White Heat by Madness (Technically an ‘80s song, but it reminds me of Summer 1990 because I found the tape for 99 cents in a record store and listened to it all summer in my car. Reminds me of a girl.)

One Kiss Don’t Make a Summer by Lucky Soul (This song was made to be included on a Summer Mix. I like the strings.)

Hannah by Erik Voeks (I cheated; this should really have been a spring song. Still, great memories of 1994 are welcome any time, any season. Was I really ever so happy?)

Fake Do-Gooders by Eames Era (I might have to eventually buy the full CD by this band.)

Plant Me by Suddenly, Tammy! (1993. Simply reminds me of everything that was good and beautiful in the world, one time, long ago.)

Give Up? by Hot Hot Heat (I’m betting this will grow on me. Their songs always do.)

When Smokey Sings by ABC (I have no idea why I put this on here. It’s just a good song.
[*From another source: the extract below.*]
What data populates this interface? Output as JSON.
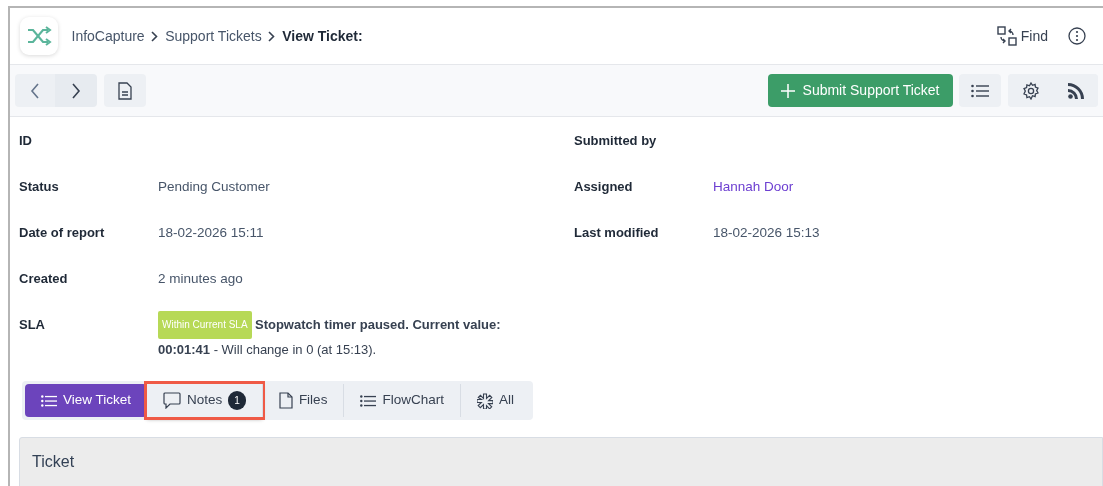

My friend Dan and I used to think the women in the beginning sounded like choking chickens.)

In Competition for the Worst Time by Idlewild (I feel bad for Idlewild because I went crazy over their second album then got tired of them fast. So I’m throwing them a bone. Something about the title just grabs me…)

Bury Me Closer by Palomar (Very pleasant.)
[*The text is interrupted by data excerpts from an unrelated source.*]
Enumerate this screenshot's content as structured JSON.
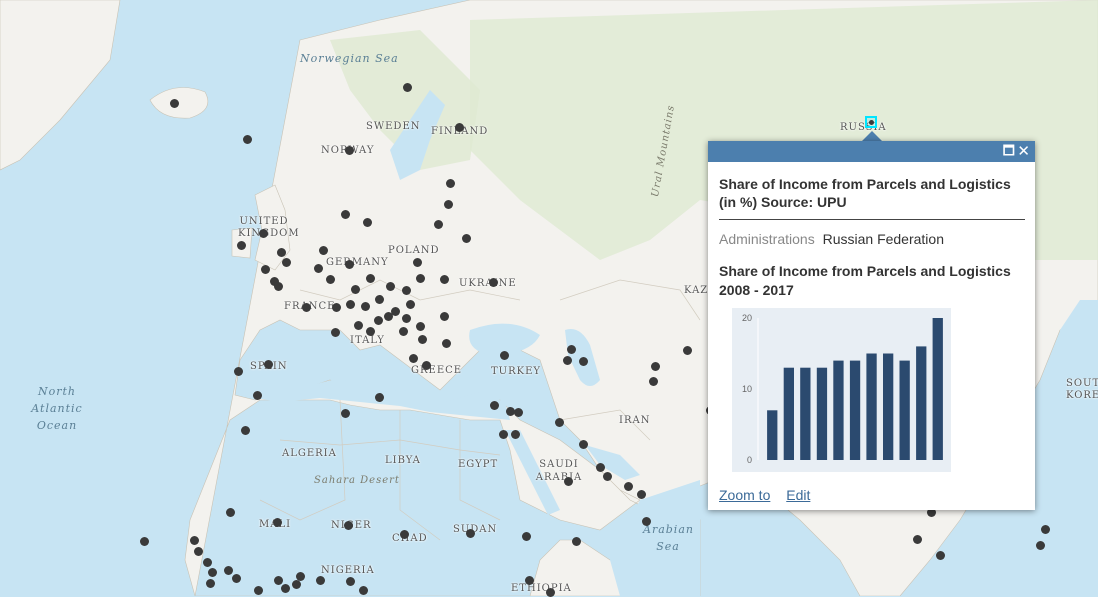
{
  "map_labels": {
    "countries": {
      "russia": "RUSSIA",
      "sweden": "SWEDEN",
      "finland": "FINLAND",
      "norway": "NORWAY",
      "united_kingdom": "UNITED KINGDOM",
      "germany": "GERMANY",
      "poland": "POLAND",
      "ukraine": "UKRAINE",
      "france": "FRANCE",
      "italy": "ITALY",
      "spain": "SPAIN",
      "greece": "GREECE",
      "turkey": "TURKEY",
      "iran": "IRAN",
      "kazakhstan": "KAZA",
      "south_korea": "SOUTH KOREA",
      "algeria": "ALGERIA",
      "libya": "LIBYA",
      "egypt": "EGYPT",
      "saudi_arabia": "SAUDI ARABIA",
      "mali": "MALI",
      "niger": "NIGER",
      "chad": "CHAD",
      "sudan": "SUDAN",
      "nigeria": "NIGERIA",
      "ethiopia": "ETHIOPIA"
    },
    "water": {
      "norwegian_sea": "Norwegian Sea",
      "north_atlantic": "North Atlantic Ocean",
      "arabian_sea": "Arabian Sea"
    },
    "terrain": {
      "ural": "Ural Mountains",
      "sahara": "Sahara Desert"
    }
  },
  "popup": {
    "title": "Share of Income from Parcels and Logistics (in %) Source: UPU",
    "attribute_key": "Administrations",
    "attribute_value": "Russian Federation",
    "chart_title": "Share of Income from Parcels and Logistics 2008 - 2017",
    "zoom_label": "Zoom to",
    "edit_label": "Edit",
    "maximize_icon": "maximize-icon",
    "close_icon": "close-icon"
  },
  "chart_data": {
    "type": "bar",
    "title": "",
    "categories": [],
    "values": [
      7,
      13,
      13,
      13,
      14,
      14,
      15,
      15,
      14,
      16,
      20
    ],
    "ylim": [
      0,
      20
    ],
    "y_ticks": [
      0,
      10,
      20
    ],
    "bar_color": "#2b4a6f",
    "grid": false
  },
  "colors": {
    "ocean": "#c7e4f3",
    "land": "#f3f2ee",
    "forest": "#dfead2",
    "popup_header": "#4c7fae",
    "selection": "#00e5ff"
  }
}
The Strong and the Silent by A House (Summer of 1995, right after I graduated from college, and I didn’t know what was in store. So I imagined the summer was like any other and that I’d be going back to school at the end of it, just like normal. So I delayed my complete breakdown for a few months.)

Manchester by The Beautiful South (The first single from the last album, the one I didn’t bother getting. One of my all-time favorite bands.)
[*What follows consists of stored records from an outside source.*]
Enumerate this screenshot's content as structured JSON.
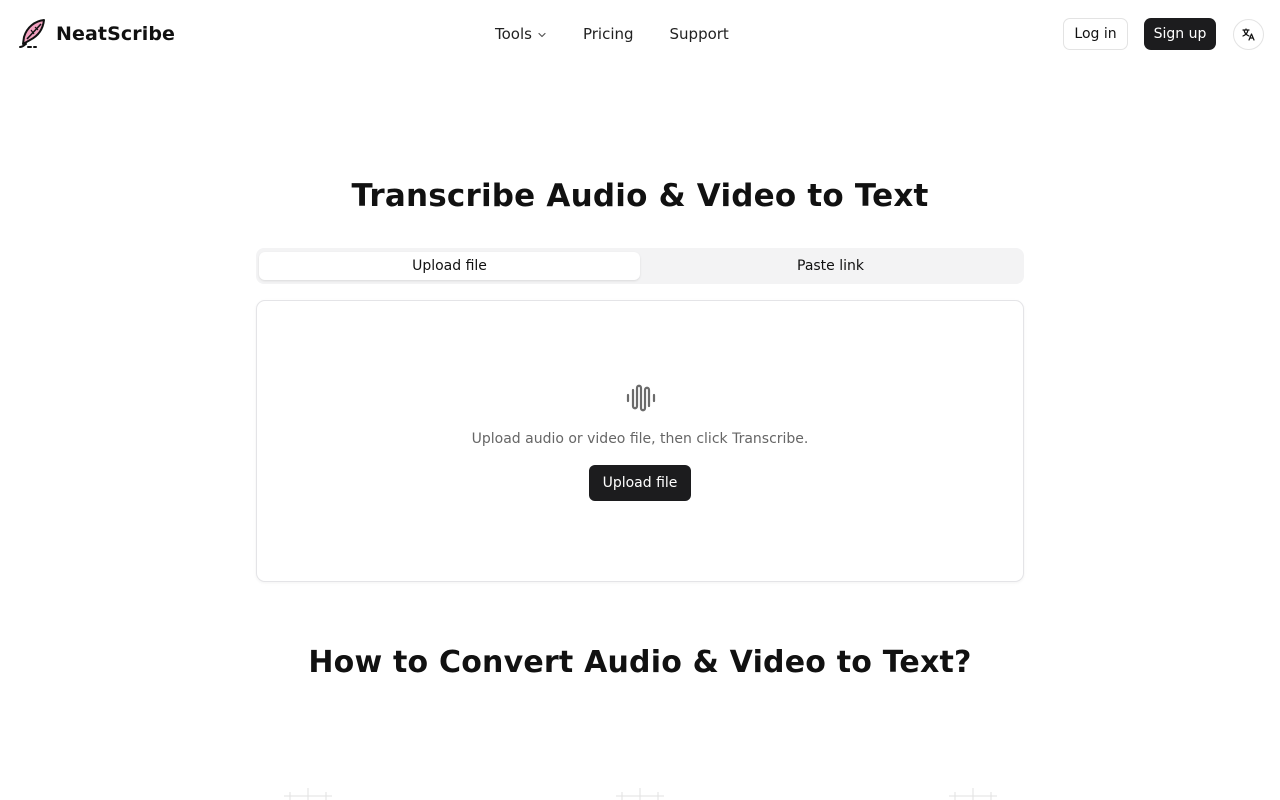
{
  "brand": {
    "name": "NeatScribe",
    "logo_icon": "quill-icon",
    "accent": "#f2a1c0"
  },
  "nav": {
    "items": [
      {
        "label": "Tools",
        "has_dropdown": true
      },
      {
        "label": "Pricing"
      },
      {
        "label": "Support"
      }
    ]
  },
  "header_actions": {
    "login_label": "Log in",
    "signup_label": "Sign up",
    "language_icon": "translate-icon"
  },
  "hero": {
    "title": "Transcribe Audio & Video to Text",
    "tabs": [
      {
        "label": "Upload file",
        "active": true
      },
      {
        "label": "Paste link",
        "active": false
      }
    ],
    "upload": {
      "icon": "audio-wave-icon",
      "hint": "Upload audio or video file, then click Transcribe.",
      "button_label": "Upload file"
    }
  },
  "how_to": {
    "title": "How to Convert Audio & Video to Text?"
  },
  "colors": {
    "primary_button": "#1c1c1e",
    "tab_bg": "#f3f3f4",
    "border": "#e4e4e7",
    "muted_text": "#666666"
  }
}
The Goonies R Good Enough by Cyndi Lauper (I spent the summer of 1985 running through the woods, looking for caves to explore or danger to get into. God, my hometown was so boring.)

Everybody’s Got Their Own Part to Play by Shannon Wright (I’m predicting that this will be the song that I’ll still want to hear more of after August.)

Stars by Au Revoir Simone (You make me want to measure stars in the backyard with a calculator and a ruler, baby. Somewhere in my memory banks I remember feeling that way.)

Mandinka by Sinead O’Conner (From the best summer of my life, 1988. I was still just young enough to enjoy being young but suddenly just old enough to sense there was something coming up.)

Light of the Moon by Riverman (They’re a total rip-off of Nick Drake, even naming themselves after one of his songs. But they do it well, so fuck it.)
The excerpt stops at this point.